Le trafic « uber shit » : La drogue au pied des portes

Le trafic « uber shit » : La drogue au pied des portes

Le “Uber shit” ou “Uber coke”, autrement dit la livraison à domicile de drogue, est une nouvelle manière de fonctionner permettant au consommateur et au vendeur de limiter les risques de contrôle de police. Le phénomène prenant de l’ampleur, Gérald Darmanin a annoncé qu’il s’agissait d’un des axes prioritaires de lutte contre le trafic, et compte bien mettre les moyens nécessaires.

Commander de la drogue comme on commande une pizza sur Uber Eat, c’est une pratique en hausse dans les grandes villes françaises.

Il suffit de préciser le type et la quantité souhaitée, sur les messageries cryptées de Whatsapp, Telegram ou encore Snapchat. Les responsables sont organisés et discrets, utilisant des noms de codes pour définir les produits.

En moins d’une heure, la marchandise arrive à l’adresse du client, acheminée par un livreur en scooter ou en vélo. Il est courant qu’une partie du trafic passe directement par les livreurs Deliveroo ou Uber Eat, dans ce cas la drogue se trouve cachée dans la nourriture.

Pour le consommateur, il s’agit bien évidemment d’un gain de temps et d’énergie mais surtout d’une prise de risque amoindrie : plus besoin d’aller se déplacer dans les quartiers.

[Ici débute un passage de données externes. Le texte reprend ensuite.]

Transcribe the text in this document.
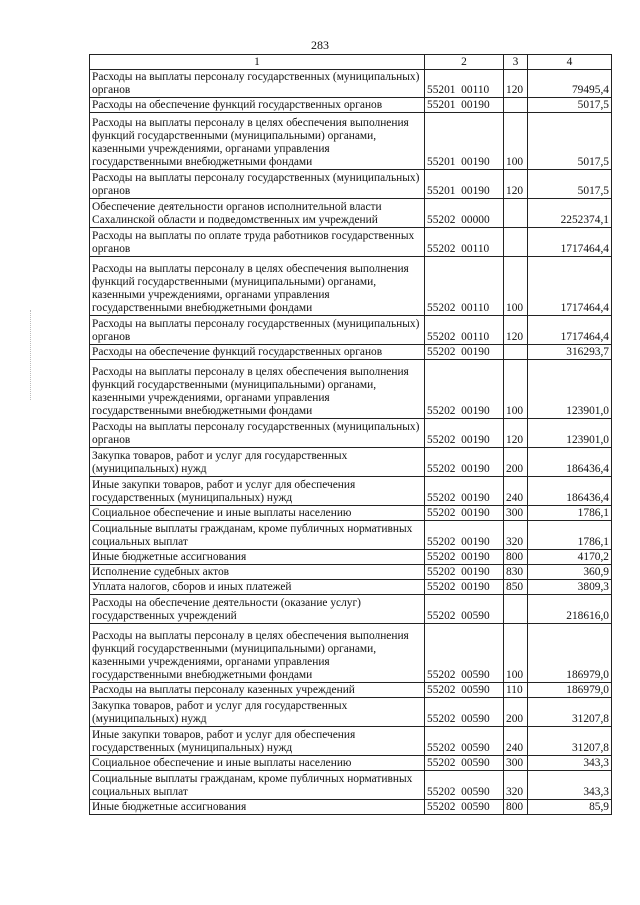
283
1	2	3	4
Расходы на выплаты персоналу государственных (муниципальных) органов	55201  00110	120	79495,4
Расходы на обеспечение функций государственных органов	55201  00190		5017,5
Расходы на выплаты персоналу в целях обеспечения выполнения функций государственными (муниципальными) органами, казенными учреждениями, органами управления государственными внебюджетными фондами	55201  00190	100	5017,5
Расходы на выплаты персоналу государственных (муниципальных) органов	55201  00190	120	5017,5
Обеспечение деятельности органов исполнительной власти Сахалинской области и подведомственных им учреждений	55202  00000		2252374,1
Расходы на выплаты по оплате труда работников государственных органов	55202  00110		1717464,4
Расходы на выплаты персоналу в целях обеспечения выполнения функций государственными (муниципальными) органами, казенными учреждениями, органами управления государственными внебюджетными фондами	55202  00110	100	1717464,4
Расходы на выплаты персоналу государственных (муниципальных) органов	55202  00110	120	1717464,4
Расходы на обеспечение функций государственных органов	55202  00190		316293,7
Расходы на выплаты персоналу в целях обеспечения выполнения функций государственными (муниципальными) органами, казенными учреждениями, органами управления государственными внебюджетными фондами	55202  00190	100	123901,0
Расходы на выплаты персоналу государственных (муниципальных) органов	55202  00190	120	123901,0
Закупка товаров, работ и услуг для государственных (муниципальных) нужд	55202  00190	200	186436,4
Иные закупки товаров, работ и услуг для обеспечения государственных (муниципальных) нужд	55202  00190	240	186436,4
Социальное обеспечение и иные выплаты населению	55202  00190	300	1786,1
Социальные выплаты гражданам, кроме публичных нормативных социальных выплат	55202  00190	320	1786,1
Иные бюджетные ассигнования	55202  00190	800	4170,2
Исполнение судебных актов	55202  00190	830	360,9
Уплата налогов, сборов и иных платежей	55202  00190	850	3809,3
Расходы на обеспечение деятельности (оказание услуг) государственных учреждений	55202  00590		218616,0
Расходы на выплаты персоналу в целях обеспечения выполнения функций государственными (муниципальными) органами, казенными учреждениями, органами управления государственными внебюджетными фондами	55202  00590	100	186979,0
Расходы на выплаты персоналу казенных учреждений	55202  00590	110	186979,0
Закупка товаров, работ и услуг для государственных (муниципальных) нужд	55202  00590	200	31207,8
Иные закупки товаров, работ и услуг для обеспечения государственных (муниципальных) нужд	55202  00590	240	31207,8
Социальное обеспечение и иные выплаты населению	55202  00590	300	343,3
Социальные выплаты гражданам, кроме публичных нормативных социальных выплат	55202  00590	320	343,3
Иные бюджетные ассигнования	55202  00590	800	85,9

Avec ce système, de nouveaux profils de clients ont tendance à faire leur apparition, la facilité d’approvisionnement décomplexant ces derniers.

Un réseau qui prend de l’ampleur

Depuis le confinement, le phénomène ne cesse d’accélérer. Selon une source policière, ce sont en réalité les règlements de compte qui ont fait prendre de l’importance à la livraison de drogue, et non la police, comme le dit Gérald Darmanin.  Les altercations devenant trop violentes, les guetteurs ne veulent plus prendre le risque de mourir pour 200 euros la journée.

A Marseille, la cité La Paternelle rapportait entre 50 000 à 70 000 euros quotidiennement, aujourd’hui le trafic continue en optant pour la nouvelle méthode de livraison. Le chiffre d’affaires reste encore moins important que le deal, mais le marché est amené à doubler voire tripler dans les années à venir.

Du côté des coursiers, beaucoup d’entre eux étaient de simples livreurs de repas à domicile mais qui souffraient du manque d’argent dans le métier. Payés à la journée, livrer de la drogue leur offre des revenus plus confortables. Ils ne servent cependant que d’intermédiaire entre le vendeur et le client, peu importe le nombre de livraisons. Bien que les grandes villes soient largement réputées pour leur trafic de drogue, la livraison s’opère aussi dans les zones rurales.

Un petit village, le May sur Evre, situé en Maine et Loire a été marqué au printemps 2024 par l’affaire du “Zanzi Shop”, un trafic via internet d’ampleur “internationale”, selon les gendarmes. Sous les yeux ébahis des 3800 habitants, 14 hommes et femmes âgés de 19 à 58 ans ont été interpellés.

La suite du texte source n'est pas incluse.